Simply in describing what she observes, Tisdale leads those in the
medical profession as well as other interested readers to see what
they normally overlook, what they normally do not see in the
business and pressures of their work. She describes the beginning
of a hip-replacement operation, the surgeon "takes the scalpel and
cuts--the top of the hip to a third of the way down the thigh--and
cuts again through the globular yellow fat, and deeper. The
resident follows with a cautery, holding tiny spraying blood
vessels and burning them shut with an electric current.
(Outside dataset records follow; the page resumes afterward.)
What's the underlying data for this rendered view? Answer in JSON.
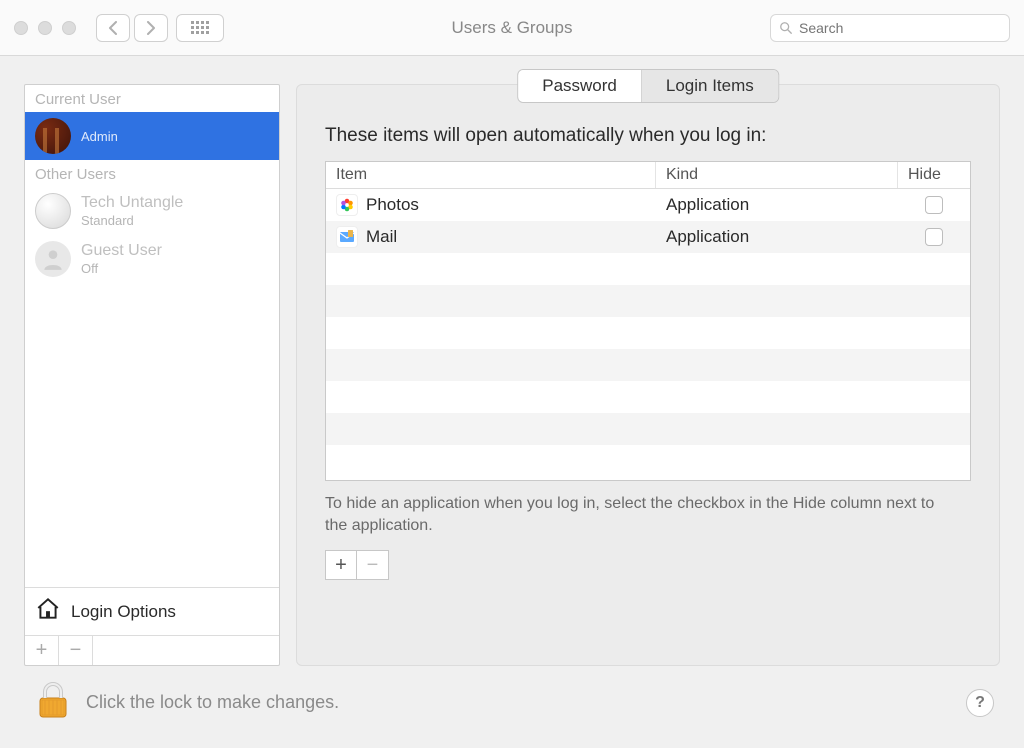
{
  "window": {
    "title": "Users & Groups",
    "search_placeholder": "Search"
  },
  "sidebar": {
    "current_user_label": "Current User",
    "other_users_label": "Other Users",
    "current_user": {
      "name": "",
      "role": "Admin"
    },
    "other_users": [
      {
        "name": "Tech Untangle",
        "role": "Standard"
      },
      {
        "name": "Guest User",
        "role": "Off"
      }
    ],
    "login_options_label": "Login Options"
  },
  "tabs": {
    "password": "Password",
    "login_items": "Login Items"
  },
  "panel": {
    "heading": "These items will open automatically when you log in:",
    "columns": {
      "item": "Item",
      "kind": "Kind",
      "hide": "Hide"
    },
    "items": [
      {
        "name": "Photos",
        "kind": "Application",
        "hide": false,
        "icon": "photos"
      },
      {
        "name": "Mail",
        "kind": "Application",
        "hide": false,
        "icon": "mail"
      }
    ],
    "hint": "To hide an application when you log in, select the checkbox in the Hide column next to the application."
  },
  "footer": {
    "lock_text": "Click the lock to make changes.",
    "help": "?"
  }
}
One small,
throbbing arteriole escapes, and his glasses and cheek are
splattered." One learns more about what is actually going on in an
operation from this and following passages than from seeing one of
those glimpses of operations commonly shown on TV. The author
explains the illness of meningitis, "The brain becomes swollen
with blood and tissue fluid, its entire surface layered with
pus...The pressure in the skull increases until the winding
convolutions of the brain are flattened out...The spreading
infection and pressure from the growing turbulent ocean sitting on
top of the brain cause permanent weakness and paralysis,
blindness, deafness...." This dramatic depiction of meningitis
brings together medical facts, symptoms, and effects on the
patient. Tisdale does this repeatedly to present illness and the
persons whose lives revolve around it from patients and relatives
to doctors and nurses in a light readers could never imagine, even
those who are immersed in this world.

Tisdale's main point is that the miracles of modern medicine do
not unquestionably end the miseries of illness, or even
unquestionably alleviate them. As much as they bring some relief
to ill individuals and sometimes cure illness, in many cases they
bring on other kinds of pains and sorrows. Tisdale reminds readers
that the mystery of illness does, and always will, elude the
miracle of medical technology, drugs, and practices. Part of the
mystery of the paradoxes of treatment and the elusiveness of
restored health for ill persons she focuses on is "simply the
mystery of illness. Erosion, obviously, is natural. Our bodies are
essentially entropic." This is what many persons, both among the
public and medical professionals, tend to forget. "The Sorcerer's
Apprentice" serves as a reminder that the faith and hope placed in
modern medicine need to be balanced with an awareness of the
mystery of illness which will always be a part of human life.